It's a new display setting in iOS 9.2. When cell coverage is weak the phone increases its output power in an attempt to maintain a connection. A weak signal uses 10 times as much energy as the strongest signal, so it can drain a battery very fast if you are on a call, and it will still drain the battery when not on a call because the phone periodically reports its location to the network so an incoming call can find your phone. To further complicate things, if you periodically lose signal completely the phone sends a "where are you?" page to the network to reconnect. This is sent at full power. If there's no response it repeats the request periodically, with longer and longer waits between pages. However, if it reconnects and then loses the connection frequently, the pages are sent frequently without the longer waits, again draining the battery.

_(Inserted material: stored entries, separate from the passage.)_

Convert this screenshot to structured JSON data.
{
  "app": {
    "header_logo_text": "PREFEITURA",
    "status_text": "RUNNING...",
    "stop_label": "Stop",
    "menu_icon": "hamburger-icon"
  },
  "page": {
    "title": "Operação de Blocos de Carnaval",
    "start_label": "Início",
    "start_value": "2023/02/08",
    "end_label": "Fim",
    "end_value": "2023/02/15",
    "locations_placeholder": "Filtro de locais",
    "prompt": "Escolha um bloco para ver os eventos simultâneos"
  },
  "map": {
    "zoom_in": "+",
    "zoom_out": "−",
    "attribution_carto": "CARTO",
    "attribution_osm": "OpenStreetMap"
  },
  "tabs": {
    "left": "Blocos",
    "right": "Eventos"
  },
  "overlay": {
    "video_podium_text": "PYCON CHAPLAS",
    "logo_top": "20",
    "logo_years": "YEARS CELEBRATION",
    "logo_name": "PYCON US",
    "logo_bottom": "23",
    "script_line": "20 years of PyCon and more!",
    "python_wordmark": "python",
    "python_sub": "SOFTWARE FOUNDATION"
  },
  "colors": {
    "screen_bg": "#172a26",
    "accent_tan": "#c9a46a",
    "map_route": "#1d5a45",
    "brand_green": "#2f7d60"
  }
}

All cell phones work this way, including the iPhone. In the past all of this happened behind the scenes, so you didn't know about it other than the fact that your battery doesn't last as long in a weak signal area. With iOS 9.2 (and possibly 9.1) the Battery monitor now tells you about it. You will only see it if it uses more than 1% of your total battery usage.
Also, note that the battery display is a percentage of a percentage. That is, that 60% means 60% of the total battery usage over the past 24 hours, not 60% of the battery's capacity. So if your phone used 50% of the total battery capacity (the top bar display says 50%) that means that "no cell coverage" used 60% of 50%, which is (0.6 x 0.5) 30% of the total battery usage for the period.
ADDENDUM: If you tap on the display at Settings/Battery it will display the actual time that each app consuming energy spent running in foreground and background.